Originally posted in an economics blog to which I occasionally contributed; the entertaining yet now defunct Bringing Sexy Back To Economics.
The whole point of Italian food is that it is simple. The ingredients should be easy to find, instructions loosely followed and the result a rich but straightforward flavour, which will vary slightly from kitchen to kitchen. The same dish cooked by different chefs will not produce identical results, but they will all be equally good, with their own little twists.
I’ve never seen an Italian grandmother measure an ingredient going in to a food. She will use her instinct, and years of experience just seeing the right amount in her hand. She will stand over a pot and taste and smell it, adding what is necessary until the flavour is right.

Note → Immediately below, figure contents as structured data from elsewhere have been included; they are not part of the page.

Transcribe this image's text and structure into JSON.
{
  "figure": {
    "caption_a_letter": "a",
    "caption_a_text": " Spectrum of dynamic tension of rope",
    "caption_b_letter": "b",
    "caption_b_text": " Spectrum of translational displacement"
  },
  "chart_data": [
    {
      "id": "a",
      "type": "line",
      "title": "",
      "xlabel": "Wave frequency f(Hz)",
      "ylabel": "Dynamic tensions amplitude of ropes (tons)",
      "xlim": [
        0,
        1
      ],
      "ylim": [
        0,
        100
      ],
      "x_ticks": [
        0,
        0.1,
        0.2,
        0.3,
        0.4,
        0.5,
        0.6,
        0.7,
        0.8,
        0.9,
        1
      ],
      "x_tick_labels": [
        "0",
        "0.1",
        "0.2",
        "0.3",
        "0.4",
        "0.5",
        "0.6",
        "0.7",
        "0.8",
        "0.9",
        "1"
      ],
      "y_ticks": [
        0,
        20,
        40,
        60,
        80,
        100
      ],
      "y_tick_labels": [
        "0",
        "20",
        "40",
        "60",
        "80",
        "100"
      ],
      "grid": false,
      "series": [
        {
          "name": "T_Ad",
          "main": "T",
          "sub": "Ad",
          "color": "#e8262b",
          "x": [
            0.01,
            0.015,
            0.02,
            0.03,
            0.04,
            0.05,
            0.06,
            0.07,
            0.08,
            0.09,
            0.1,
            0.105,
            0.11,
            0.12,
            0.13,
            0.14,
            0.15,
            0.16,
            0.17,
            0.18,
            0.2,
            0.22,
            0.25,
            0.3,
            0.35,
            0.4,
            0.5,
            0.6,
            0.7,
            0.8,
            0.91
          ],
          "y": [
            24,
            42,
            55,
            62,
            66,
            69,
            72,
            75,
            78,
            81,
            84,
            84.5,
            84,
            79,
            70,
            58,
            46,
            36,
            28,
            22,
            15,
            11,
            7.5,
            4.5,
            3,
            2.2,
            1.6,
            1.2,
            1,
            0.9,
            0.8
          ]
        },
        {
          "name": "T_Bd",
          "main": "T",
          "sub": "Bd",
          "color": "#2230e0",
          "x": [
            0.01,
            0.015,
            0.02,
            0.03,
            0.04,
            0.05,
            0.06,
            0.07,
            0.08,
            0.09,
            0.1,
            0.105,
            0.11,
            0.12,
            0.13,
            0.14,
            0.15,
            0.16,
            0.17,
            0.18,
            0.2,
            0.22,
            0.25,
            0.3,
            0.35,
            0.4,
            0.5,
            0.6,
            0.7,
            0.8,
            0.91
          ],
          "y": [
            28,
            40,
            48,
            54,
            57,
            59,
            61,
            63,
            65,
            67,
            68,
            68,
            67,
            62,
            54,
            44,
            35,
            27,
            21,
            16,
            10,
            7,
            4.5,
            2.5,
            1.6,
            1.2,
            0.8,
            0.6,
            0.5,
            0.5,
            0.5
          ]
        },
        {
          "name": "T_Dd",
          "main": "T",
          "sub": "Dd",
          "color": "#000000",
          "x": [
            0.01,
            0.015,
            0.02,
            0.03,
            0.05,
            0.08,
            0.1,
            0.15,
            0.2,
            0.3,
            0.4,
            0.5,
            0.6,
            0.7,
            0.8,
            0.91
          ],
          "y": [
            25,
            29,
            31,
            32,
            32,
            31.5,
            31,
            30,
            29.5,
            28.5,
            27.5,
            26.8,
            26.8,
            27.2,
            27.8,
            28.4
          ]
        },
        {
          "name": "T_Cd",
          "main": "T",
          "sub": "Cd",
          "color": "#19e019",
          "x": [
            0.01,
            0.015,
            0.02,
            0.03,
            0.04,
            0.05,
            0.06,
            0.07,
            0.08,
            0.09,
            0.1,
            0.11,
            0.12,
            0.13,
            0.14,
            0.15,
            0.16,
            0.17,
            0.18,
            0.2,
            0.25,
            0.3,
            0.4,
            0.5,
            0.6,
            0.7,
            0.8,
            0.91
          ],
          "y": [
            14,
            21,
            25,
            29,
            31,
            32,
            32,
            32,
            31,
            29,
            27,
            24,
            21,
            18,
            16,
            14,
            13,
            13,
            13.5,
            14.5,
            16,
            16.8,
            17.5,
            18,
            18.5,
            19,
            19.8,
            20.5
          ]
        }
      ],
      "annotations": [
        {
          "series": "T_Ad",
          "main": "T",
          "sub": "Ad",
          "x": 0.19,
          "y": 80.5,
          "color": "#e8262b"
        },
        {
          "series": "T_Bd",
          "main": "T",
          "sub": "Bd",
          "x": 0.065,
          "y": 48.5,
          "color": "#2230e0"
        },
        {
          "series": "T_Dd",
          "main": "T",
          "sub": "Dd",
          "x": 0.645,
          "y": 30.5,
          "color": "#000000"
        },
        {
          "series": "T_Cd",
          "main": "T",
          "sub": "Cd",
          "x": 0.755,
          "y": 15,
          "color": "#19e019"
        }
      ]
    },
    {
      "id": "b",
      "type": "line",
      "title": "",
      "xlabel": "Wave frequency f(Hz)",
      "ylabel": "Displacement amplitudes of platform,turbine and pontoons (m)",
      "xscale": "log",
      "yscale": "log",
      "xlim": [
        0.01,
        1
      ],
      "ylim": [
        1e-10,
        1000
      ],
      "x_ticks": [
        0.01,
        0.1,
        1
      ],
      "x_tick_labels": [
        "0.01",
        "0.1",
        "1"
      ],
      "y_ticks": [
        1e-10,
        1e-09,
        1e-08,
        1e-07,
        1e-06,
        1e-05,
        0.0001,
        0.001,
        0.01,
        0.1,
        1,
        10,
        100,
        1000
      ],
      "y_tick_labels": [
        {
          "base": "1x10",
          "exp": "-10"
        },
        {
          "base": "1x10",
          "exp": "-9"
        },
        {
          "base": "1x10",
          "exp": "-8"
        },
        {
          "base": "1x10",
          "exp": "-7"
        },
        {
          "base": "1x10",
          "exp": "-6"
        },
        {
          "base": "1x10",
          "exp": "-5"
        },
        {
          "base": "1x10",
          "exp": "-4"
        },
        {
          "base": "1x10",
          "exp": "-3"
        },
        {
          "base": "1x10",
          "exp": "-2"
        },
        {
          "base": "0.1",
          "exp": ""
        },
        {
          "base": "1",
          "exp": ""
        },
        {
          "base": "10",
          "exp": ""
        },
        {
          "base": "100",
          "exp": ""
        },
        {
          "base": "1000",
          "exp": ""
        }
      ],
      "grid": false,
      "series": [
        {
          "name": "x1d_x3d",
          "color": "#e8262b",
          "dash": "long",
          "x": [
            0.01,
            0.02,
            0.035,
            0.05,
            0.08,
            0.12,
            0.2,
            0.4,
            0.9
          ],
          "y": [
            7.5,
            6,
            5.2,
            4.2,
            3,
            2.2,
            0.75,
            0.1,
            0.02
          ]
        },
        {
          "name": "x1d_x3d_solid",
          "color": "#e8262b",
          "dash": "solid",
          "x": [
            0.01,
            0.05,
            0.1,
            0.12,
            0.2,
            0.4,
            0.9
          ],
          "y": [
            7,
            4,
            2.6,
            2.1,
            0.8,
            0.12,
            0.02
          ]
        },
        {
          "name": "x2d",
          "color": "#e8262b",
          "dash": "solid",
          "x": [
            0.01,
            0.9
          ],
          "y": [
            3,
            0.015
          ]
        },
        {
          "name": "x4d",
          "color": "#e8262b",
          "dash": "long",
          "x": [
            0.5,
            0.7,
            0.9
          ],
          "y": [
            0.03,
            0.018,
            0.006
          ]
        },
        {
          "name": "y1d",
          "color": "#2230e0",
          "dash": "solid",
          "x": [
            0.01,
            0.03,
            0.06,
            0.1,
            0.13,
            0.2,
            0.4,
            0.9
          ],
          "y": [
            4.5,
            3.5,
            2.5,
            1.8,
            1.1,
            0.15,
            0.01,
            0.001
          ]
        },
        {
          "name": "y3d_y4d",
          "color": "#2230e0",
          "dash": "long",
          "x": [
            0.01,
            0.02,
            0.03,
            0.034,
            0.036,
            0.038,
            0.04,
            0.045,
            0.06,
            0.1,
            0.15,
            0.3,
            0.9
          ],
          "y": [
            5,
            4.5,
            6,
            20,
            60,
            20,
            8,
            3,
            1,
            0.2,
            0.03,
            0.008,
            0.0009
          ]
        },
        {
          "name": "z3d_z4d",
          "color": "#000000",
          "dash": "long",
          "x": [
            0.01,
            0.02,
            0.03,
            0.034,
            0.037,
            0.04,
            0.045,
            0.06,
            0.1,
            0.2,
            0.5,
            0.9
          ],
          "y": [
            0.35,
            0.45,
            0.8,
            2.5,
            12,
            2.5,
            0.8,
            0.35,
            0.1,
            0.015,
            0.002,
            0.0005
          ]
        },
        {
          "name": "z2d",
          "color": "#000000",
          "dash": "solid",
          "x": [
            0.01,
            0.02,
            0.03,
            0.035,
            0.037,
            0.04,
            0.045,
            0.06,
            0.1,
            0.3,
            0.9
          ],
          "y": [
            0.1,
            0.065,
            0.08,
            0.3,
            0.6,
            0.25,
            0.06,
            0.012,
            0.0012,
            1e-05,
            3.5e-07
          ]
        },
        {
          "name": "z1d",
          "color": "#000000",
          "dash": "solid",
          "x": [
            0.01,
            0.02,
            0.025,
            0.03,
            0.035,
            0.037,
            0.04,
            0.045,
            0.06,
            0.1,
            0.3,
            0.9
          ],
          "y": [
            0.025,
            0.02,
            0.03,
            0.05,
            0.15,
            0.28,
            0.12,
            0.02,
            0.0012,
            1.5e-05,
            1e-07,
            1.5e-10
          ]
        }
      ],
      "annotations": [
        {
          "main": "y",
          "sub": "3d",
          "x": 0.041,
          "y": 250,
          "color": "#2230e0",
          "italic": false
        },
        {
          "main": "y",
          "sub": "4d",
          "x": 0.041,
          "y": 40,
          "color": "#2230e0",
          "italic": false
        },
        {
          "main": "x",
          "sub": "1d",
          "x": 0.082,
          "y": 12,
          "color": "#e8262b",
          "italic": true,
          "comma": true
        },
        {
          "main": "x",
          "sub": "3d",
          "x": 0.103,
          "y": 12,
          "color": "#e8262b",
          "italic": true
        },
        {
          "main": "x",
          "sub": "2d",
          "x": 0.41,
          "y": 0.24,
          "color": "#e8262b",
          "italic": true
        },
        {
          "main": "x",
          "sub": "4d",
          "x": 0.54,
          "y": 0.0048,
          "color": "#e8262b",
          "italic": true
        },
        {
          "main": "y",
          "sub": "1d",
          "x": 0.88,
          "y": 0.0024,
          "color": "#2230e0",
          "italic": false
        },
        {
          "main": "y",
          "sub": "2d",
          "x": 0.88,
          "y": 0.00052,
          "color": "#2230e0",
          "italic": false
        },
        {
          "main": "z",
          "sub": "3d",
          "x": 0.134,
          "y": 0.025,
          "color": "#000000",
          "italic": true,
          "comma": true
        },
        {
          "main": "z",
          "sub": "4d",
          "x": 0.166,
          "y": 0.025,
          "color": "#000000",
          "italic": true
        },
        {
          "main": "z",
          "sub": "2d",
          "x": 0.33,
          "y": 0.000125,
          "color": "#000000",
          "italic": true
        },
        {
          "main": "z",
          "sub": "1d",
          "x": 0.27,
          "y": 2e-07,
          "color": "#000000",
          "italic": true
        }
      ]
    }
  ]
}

Same goes for management. If you assemble your team, find a list of best practices and go through the motions, you will get nowhere. Similarly – and a common problem in management – if you were previously a producer promoted to (your level of incompetence) management. You might think “This is how I did my job and I have been successful, so everyone else should input the same formula and we’ll do great”.
It doesn’t work like that. Humans are all different. We are each incentivised and motivated in different ways. A good manager will work to the strengths of each, maximising the resources at his disposal and adding the relevant knowledge from his own experience. Food ingredients, as a matter of interest, are very much the same: try making the exact same dish with two different brands of cocoa powder and you will see what I mean.
You know where you want to be at the end, let’s say, a carbonara, or a chosen quantitative team result, and you know where you are now: 3 eggs, bacon and spaghetti, or a team of 5, 3 weeks of time and given budget. Now lead your people toward their strengths, deal with each depending on his preference, and be accountable for the outcome. You don’t create the flavours: your ingredients do. You simply mix ‘em all together.